One reason for all this astounding biological richness is the fact that the Great Smoky Mountains (and the Southern Appalachians in general) served as a refuge for many kinds of organisms during the ice ages of the Pleistocene. The north-south orientation of the Appalachian Mountains allowed plants and other life forms to retreat southward in favorable habitat as a frigid ice-age climate encroached. Glaciers never reached the Southern Appalachians.
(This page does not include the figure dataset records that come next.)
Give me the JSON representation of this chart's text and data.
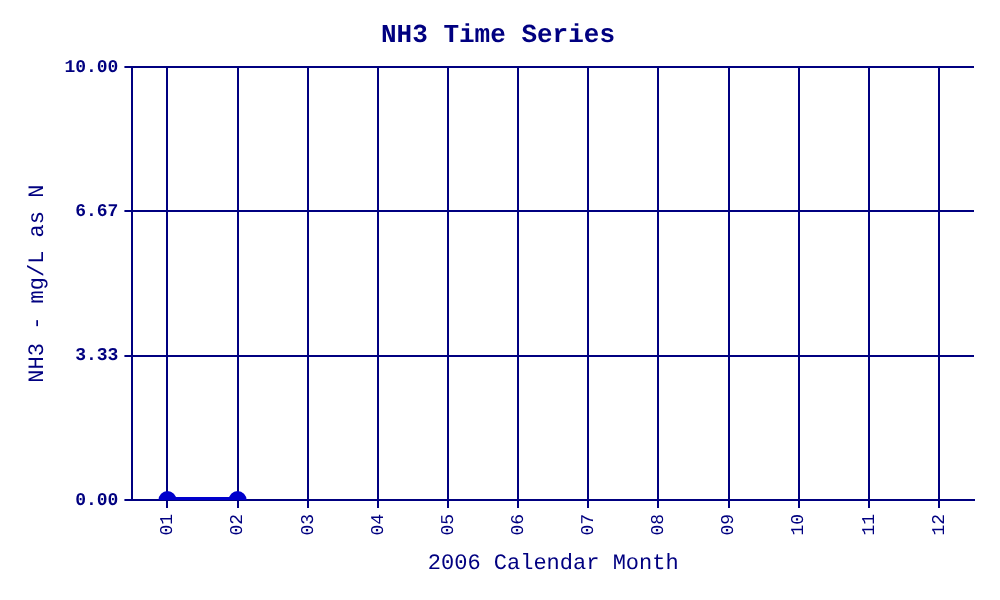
{
  "chart_data": {
    "type": "line",
    "title": "NH3 Time Series",
    "xlabel": "2006 Calendar Month",
    "ylabel": "NH3 - mg/L as N",
    "categories": [
      "01",
      "02",
      "03",
      "04",
      "05",
      "06",
      "07",
      "08",
      "09",
      "10",
      "11",
      "12"
    ],
    "series": [
      {
        "color": "#0000cc",
        "values": [
          0,
          0,
          null,
          null,
          null,
          null,
          null,
          null,
          null,
          null,
          null,
          null
        ]
      }
    ],
    "ylim": [
      0,
      10
    ],
    "yticks": [
      {
        "value": 0,
        "label": "0.00"
      },
      {
        "value": 3.33,
        "label": "3.33"
      },
      {
        "value": 6.67,
        "label": "6.67"
      },
      {
        "value": 10,
        "label": "10.00"
      }
    ],
    "grid": true,
    "marker": "circle",
    "legend": false
  }
}
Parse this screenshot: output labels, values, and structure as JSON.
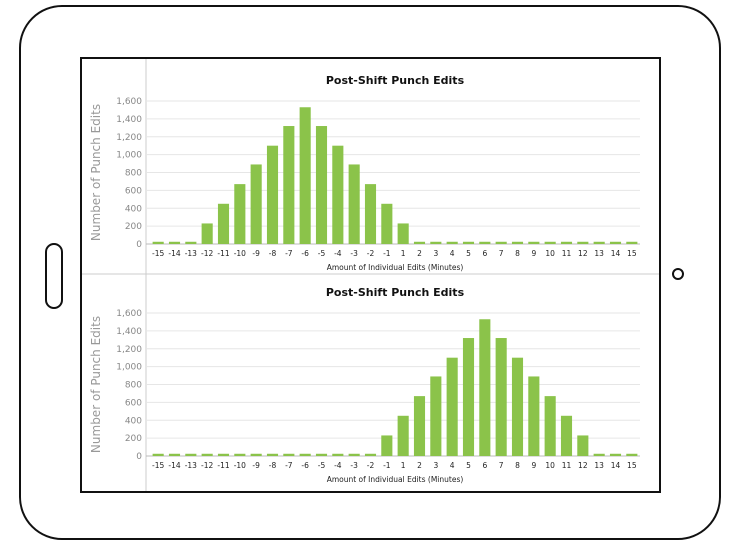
{
  "device": {
    "bezel_color": "#111111",
    "panel_border_color": "#111111",
    "home_button": "pill-button",
    "camera": "camera-dot"
  },
  "chart_data": [
    {
      "type": "bar",
      "title": "Post-Shift Punch Edits",
      "xlabel": "Amount of Individual Edits (Minutes)",
      "ylabel": "Number of Punch Edits",
      "categories": [
        "-15",
        "-14",
        "-13",
        "-12",
        "-11",
        "-10",
        "-9",
        "-8",
        "-7",
        "-6",
        "-5",
        "-4",
        "-3",
        "-2",
        "-1",
        "1",
        "2",
        "3",
        "4",
        "5",
        "6",
        "7",
        "8",
        "9",
        "10",
        "11",
        "12",
        "13",
        "14",
        "15"
      ],
      "values": [
        25,
        25,
        25,
        230,
        450,
        670,
        890,
        1100,
        1320,
        1530,
        1320,
        1100,
        890,
        670,
        450,
        230,
        25,
        25,
        25,
        25,
        25,
        25,
        25,
        25,
        25,
        25,
        25,
        25,
        25,
        25
      ],
      "ylim": [
        0,
        1600
      ],
      "yticks": [
        "0",
        "200",
        "400",
        "600",
        "800",
        "1,000",
        "1,200",
        "1,400",
        "1,600"
      ],
      "grid": true,
      "bar_color": "#8bc34a"
    },
    {
      "type": "bar",
      "title": "Post-Shift Punch Edits",
      "xlabel": "Amount of Individual Edits (Minutes)",
      "ylabel": "Number of Punch Edits",
      "categories": [
        "-15",
        "-14",
        "-13",
        "-12",
        "-11",
        "-10",
        "-9",
        "-8",
        "-7",
        "-6",
        "-5",
        "-4",
        "-3",
        "-2",
        "-1",
        "1",
        "2",
        "3",
        "4",
        "5",
        "6",
        "7",
        "8",
        "9",
        "10",
        "11",
        "12",
        "13",
        "14",
        "15"
      ],
      "values": [
        25,
        25,
        25,
        25,
        25,
        25,
        25,
        25,
        25,
        25,
        25,
        25,
        25,
        25,
        230,
        450,
        670,
        890,
        1100,
        1320,
        1530,
        1320,
        1100,
        890,
        670,
        450,
        230,
        25,
        25,
        25
      ],
      "ylim": [
        0,
        1600
      ],
      "yticks": [
        "0",
        "200",
        "400",
        "600",
        "800",
        "1,000",
        "1,200",
        "1,400",
        "1,600"
      ],
      "grid": true,
      "bar_color": "#8bc34a"
    }
  ]
}
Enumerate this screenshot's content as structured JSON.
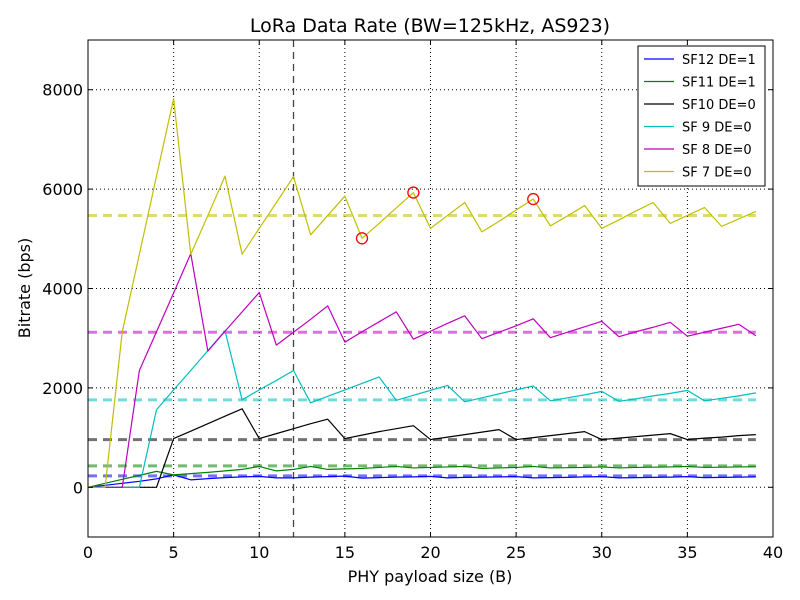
{
  "chart_data": {
    "type": "line",
    "title": "LoRa Data Rate (BW=125kHz, AS923)",
    "xlabel": "PHY payload size (B)",
    "ylabel": "Bitrate (bps)",
    "xlim": [
      0,
      40
    ],
    "ylim": [
      -1000,
      9000
    ],
    "xticks": [
      0,
      5,
      10,
      15,
      20,
      25,
      30,
      35,
      40
    ],
    "yticks": [
      0,
      2000,
      4000,
      6000,
      8000
    ],
    "grid": "dotted",
    "legend_position": "top-right",
    "vertical_reference_line": {
      "x": 12,
      "style": "dashed",
      "color": "#444444"
    },
    "x": [
      0,
      1,
      2,
      3,
      4,
      5,
      6,
      7,
      8,
      9,
      10,
      11,
      12,
      13,
      14,
      15,
      16,
      17,
      18,
      19,
      20,
      21,
      22,
      23,
      24,
      25,
      26,
      27,
      28,
      29,
      30,
      31,
      32,
      33,
      34,
      35,
      36,
      37,
      38,
      39
    ],
    "series": [
      {
        "name": "SF12 DE=1",
        "color": "#0000ff",
        "values": [
          0,
          40,
          80,
          120,
          170,
          250,
          150,
          175,
          195,
          210,
          220,
          190,
          190,
          205,
          215,
          225,
          185,
          195,
          205,
          210,
          220,
          190,
          200,
          205,
          210,
          215,
          190,
          195,
          200,
          210,
          215,
          190,
          195,
          200,
          205,
          215,
          195,
          200,
          205,
          210
        ],
        "average": 230
      },
      {
        "name": "SF11 DE=1",
        "color": "#008000",
        "values": [
          0,
          80,
          160,
          240,
          320,
          250,
          275,
          300,
          330,
          360,
          420,
          330,
          360,
          420,
          360,
          370,
          380,
          400,
          420,
          390,
          400,
          410,
          420,
          380,
          390,
          400,
          420,
          390,
          395,
          400,
          410,
          390,
          400,
          405,
          410,
          420,
          400,
          405,
          410,
          415
        ],
        "average": 430
      },
      {
        "name": "SF10 DE=0",
        "color": "#000000",
        "values": [
          0,
          0,
          0,
          0,
          0,
          980,
          1130,
          1280,
          1430,
          1580,
          980,
          1080,
          1180,
          1280,
          1370,
          980,
          1050,
          1120,
          1180,
          1240,
          960,
          1010,
          1060,
          1110,
          1160,
          960,
          1000,
          1040,
          1080,
          1120,
          960,
          990,
          1020,
          1050,
          1080,
          960,
          990,
          1010,
          1040,
          1060
        ],
        "average": 960
      },
      {
        "name": "SF 9 DE=0",
        "color": "#00bfbf",
        "values": [
          0,
          0,
          0,
          0,
          1560,
          1960,
          2350,
          2750,
          3150,
          1760,
          1960,
          2150,
          2350,
          1700,
          1830,
          1960,
          2090,
          2220,
          1750,
          1850,
          1950,
          2050,
          1720,
          1800,
          1880,
          1960,
          2040,
          1740,
          1800,
          1860,
          1930,
          1730,
          1780,
          1840,
          1890,
          1950,
          1740,
          1790,
          1840,
          1900
        ],
        "average": 1760
      },
      {
        "name": "SF 8 DE=0",
        "color": "#bf00bf",
        "values": [
          0,
          0,
          0,
          2350,
          3130,
          3910,
          4700,
          2740,
          3140,
          3530,
          3920,
          2860,
          3120,
          3380,
          3650,
          2920,
          3130,
          3330,
          3530,
          2980,
          3140,
          3300,
          3450,
          2990,
          3120,
          3250,
          3390,
          3010,
          3120,
          3230,
          3340,
          3030,
          3130,
          3220,
          3320,
          3040,
          3120,
          3200,
          3280,
          3050
        ],
        "average": 3120
      },
      {
        "name": "SF 7 DE=0",
        "color": "#bfbf00",
        "values": [
          0,
          0,
          3130,
          4690,
          6260,
          7820,
          4690,
          5470,
          6260,
          4690,
          5210,
          5730,
          6250,
          5080,
          5470,
          5860,
          5010,
          5310,
          5620,
          5930,
          5210,
          5470,
          5730,
          5140,
          5350,
          5580,
          5800,
          5260,
          5460,
          5670,
          5210,
          5380,
          5560,
          5730,
          5310,
          5470,
          5630,
          5250,
          5400,
          5550
        ],
        "average": 5470
      }
    ],
    "highlighted_points": [
      {
        "x": 16,
        "y": 5010
      },
      {
        "x": 19,
        "y": 5930
      },
      {
        "x": 26,
        "y": 5800
      }
    ]
  }
}
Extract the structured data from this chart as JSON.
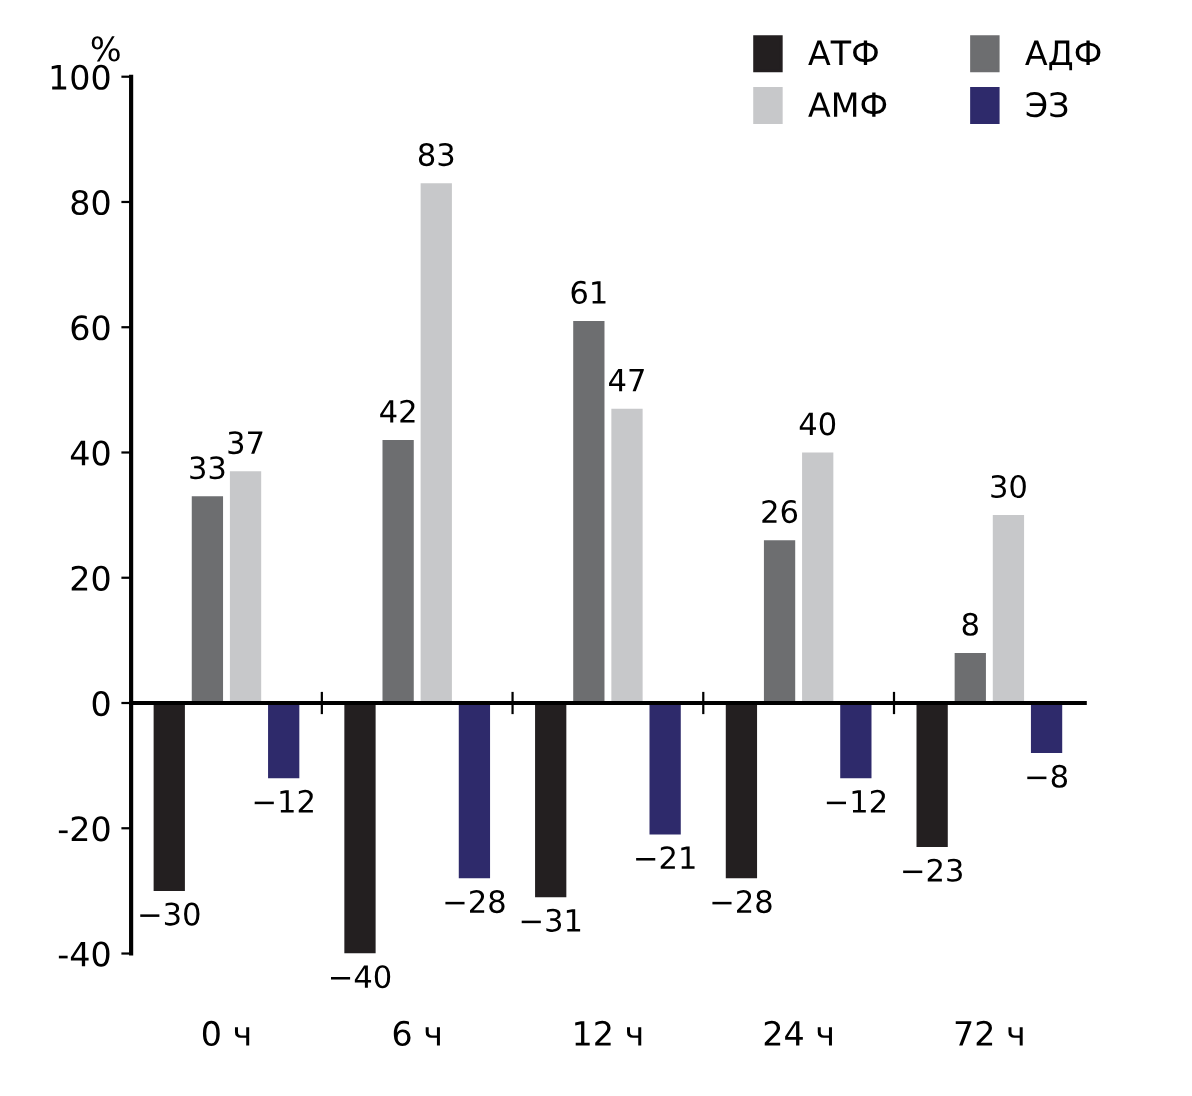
{
  "chart_data": {
    "type": "bar",
    "ylabel": "%",
    "categories": [
      "0 ч",
      "6 ч",
      "12 ч",
      "24 ч",
      "72 ч"
    ],
    "series": [
      {
        "name": "АТФ",
        "color": "#231f20",
        "values": [
          -30,
          -40,
          -31,
          -28,
          -23
        ]
      },
      {
        "name": "АДФ",
        "color": "#6d6e70",
        "values": [
          33,
          42,
          61,
          26,
          8
        ]
      },
      {
        "name": "АМФ",
        "color": "#c7c8ca",
        "values": [
          37,
          83,
          47,
          40,
          30
        ]
      },
      {
        "name": "ЭЗ",
        "color": "#2e2a6b",
        "values": [
          -12,
          -28,
          -21,
          -12,
          -8
        ]
      }
    ],
    "ylim": [
      -40,
      100
    ],
    "yticks": [
      -40,
      -20,
      0,
      20,
      40,
      60,
      80,
      100
    ],
    "data_labels": true,
    "legend": "top right"
  }
}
Also, the significant elevational spread of the Great Smokies mean that the highest elevations, with their cooler microclimate, support plants and animals more typical of northern latitudes, existing thousands of feet above the balmier ecosystems of the lower slopes, gorges, and coves. That adds up to a lot of species rubbing shoulders, so to speak.
The Great Smokies’ Wild Side: The Primeval Southeast
Great Smoky Mountains National Park also protects the biggest roadless expanses left in the Southern Appalachians, offering backcountry visitors a chance to experience true Southeastern wilderness far from the blacktop.
- The Roadless Great Smoky Mountains: More than 400,000 roadless acres await in the Great Smoky Mountains National Park—a scale of wildland hard to come by these days in this part of the country.
Experience the Majesty of the Great Smokies
We hope all the trivia we’ve rolled through above has whetted your appetite for a boots-on-the-ground visit to the Great Smoky Mountains. It’s one thing to know these highlands are a great salamander hotspot or host to some of the highest mountains in the eastern U.S. But there’s a magic here that goes beyond such facts, and that’s open to one and all who make the journey and hit the trails. We hope you’ll get a taste for it yourself!